The final conclusion is that I'll use HMMER 3 with thresholds, it's because the calculation time is 200 times faster that HMMER 2 (Figure 1) and both retrive more or less the same number of domains for the main transcription factor families (Figure 2).

It's remarkable that HMMER 3 without thresholds is very much sensitive, detecting near the double number of domains than the rest of the techniques (Figure 1), but most of them are undesired domains that interfere with the identification of the important ones.

HMMER 2 results with and without thresholds are comparable (Figure 1), both of them detect most of the transcription factor domains (Figure 2), even a bit more than HMMER 3 with thresholds, without including spurious domains even without thresholds (Figure 1).

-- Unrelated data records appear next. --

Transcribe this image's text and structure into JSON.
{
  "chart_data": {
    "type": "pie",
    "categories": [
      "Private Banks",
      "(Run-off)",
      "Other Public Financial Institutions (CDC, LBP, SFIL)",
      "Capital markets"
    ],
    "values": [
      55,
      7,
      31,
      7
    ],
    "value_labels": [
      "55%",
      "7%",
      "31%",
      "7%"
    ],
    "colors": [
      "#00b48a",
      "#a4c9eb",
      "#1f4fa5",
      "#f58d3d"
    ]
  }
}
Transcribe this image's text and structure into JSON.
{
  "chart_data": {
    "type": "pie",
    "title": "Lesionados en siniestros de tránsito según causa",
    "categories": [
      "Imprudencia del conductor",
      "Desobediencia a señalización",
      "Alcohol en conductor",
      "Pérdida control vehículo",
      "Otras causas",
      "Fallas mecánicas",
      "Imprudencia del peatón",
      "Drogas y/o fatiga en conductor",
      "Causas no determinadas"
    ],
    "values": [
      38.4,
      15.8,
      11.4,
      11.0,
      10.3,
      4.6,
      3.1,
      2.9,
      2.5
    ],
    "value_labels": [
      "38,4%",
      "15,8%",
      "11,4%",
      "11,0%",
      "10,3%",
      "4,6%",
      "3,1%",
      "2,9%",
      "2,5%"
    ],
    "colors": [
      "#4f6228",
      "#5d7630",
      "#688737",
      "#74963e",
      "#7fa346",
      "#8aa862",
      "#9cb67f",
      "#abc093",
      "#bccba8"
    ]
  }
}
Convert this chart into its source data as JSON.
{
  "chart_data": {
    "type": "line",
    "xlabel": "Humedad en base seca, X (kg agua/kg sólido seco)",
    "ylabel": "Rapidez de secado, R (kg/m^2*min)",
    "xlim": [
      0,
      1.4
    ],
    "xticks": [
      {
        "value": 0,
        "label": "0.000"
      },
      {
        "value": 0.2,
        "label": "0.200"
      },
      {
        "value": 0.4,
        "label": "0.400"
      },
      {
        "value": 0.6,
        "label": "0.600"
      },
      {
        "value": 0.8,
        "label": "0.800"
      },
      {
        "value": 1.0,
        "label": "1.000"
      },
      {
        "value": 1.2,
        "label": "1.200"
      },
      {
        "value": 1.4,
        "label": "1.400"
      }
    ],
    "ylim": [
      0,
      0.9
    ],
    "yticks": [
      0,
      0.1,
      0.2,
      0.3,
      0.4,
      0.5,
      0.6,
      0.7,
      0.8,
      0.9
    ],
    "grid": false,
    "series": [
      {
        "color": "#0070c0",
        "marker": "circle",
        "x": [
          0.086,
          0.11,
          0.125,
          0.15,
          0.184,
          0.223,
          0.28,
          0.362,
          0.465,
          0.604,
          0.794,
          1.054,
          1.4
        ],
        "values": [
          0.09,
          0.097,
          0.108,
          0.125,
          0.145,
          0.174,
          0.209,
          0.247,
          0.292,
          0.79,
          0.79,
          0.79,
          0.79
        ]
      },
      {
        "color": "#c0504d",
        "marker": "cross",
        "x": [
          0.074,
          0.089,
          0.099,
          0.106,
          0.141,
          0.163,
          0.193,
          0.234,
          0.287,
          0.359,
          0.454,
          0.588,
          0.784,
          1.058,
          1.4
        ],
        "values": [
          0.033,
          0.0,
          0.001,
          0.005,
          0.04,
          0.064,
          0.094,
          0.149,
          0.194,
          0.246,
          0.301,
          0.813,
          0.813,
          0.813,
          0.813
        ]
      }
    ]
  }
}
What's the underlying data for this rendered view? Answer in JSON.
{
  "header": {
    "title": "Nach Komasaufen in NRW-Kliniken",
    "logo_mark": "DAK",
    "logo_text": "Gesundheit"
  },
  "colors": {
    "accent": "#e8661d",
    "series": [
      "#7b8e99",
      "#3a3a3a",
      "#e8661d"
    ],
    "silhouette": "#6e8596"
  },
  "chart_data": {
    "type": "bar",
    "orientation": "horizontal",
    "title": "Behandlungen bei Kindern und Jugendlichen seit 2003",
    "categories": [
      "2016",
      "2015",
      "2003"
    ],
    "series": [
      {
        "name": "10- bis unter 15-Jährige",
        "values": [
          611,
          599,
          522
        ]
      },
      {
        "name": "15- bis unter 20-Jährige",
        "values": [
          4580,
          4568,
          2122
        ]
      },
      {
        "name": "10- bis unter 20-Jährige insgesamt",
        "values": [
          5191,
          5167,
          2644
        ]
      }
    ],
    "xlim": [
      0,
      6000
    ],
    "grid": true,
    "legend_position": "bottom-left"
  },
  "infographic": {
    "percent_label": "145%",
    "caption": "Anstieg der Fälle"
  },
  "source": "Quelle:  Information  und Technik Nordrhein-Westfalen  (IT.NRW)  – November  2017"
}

PfamScan detects less domains than the rest of the techniques (Figure 1), although it uses HMMER 3 internally, this is because it doesn't annotate overlapping domains, but also because it has very strict thresholds that in many cases fail to detect real transcription factor domains (Figure 2). We have noticed this problem in a particula recent study of the transcription factor YY1 (1UBD chain C), if we search in Pfam webserver its sequence (chain C) we obtain only 3 of the 4 real Zinc Finger domains, we must find the 4th Zinc Finger domain among the 'insignificant Pfam-A Matches'.

I hope these results help to decide to people like me dubbing among moving to HMMER 3, use PfamScan or continue using HMMER 2.

Figure 1. Statistics of several parameters with the 5 calculation methods.

Figure 2. Numer of retrieved domains for different transcription factor families with the different methods.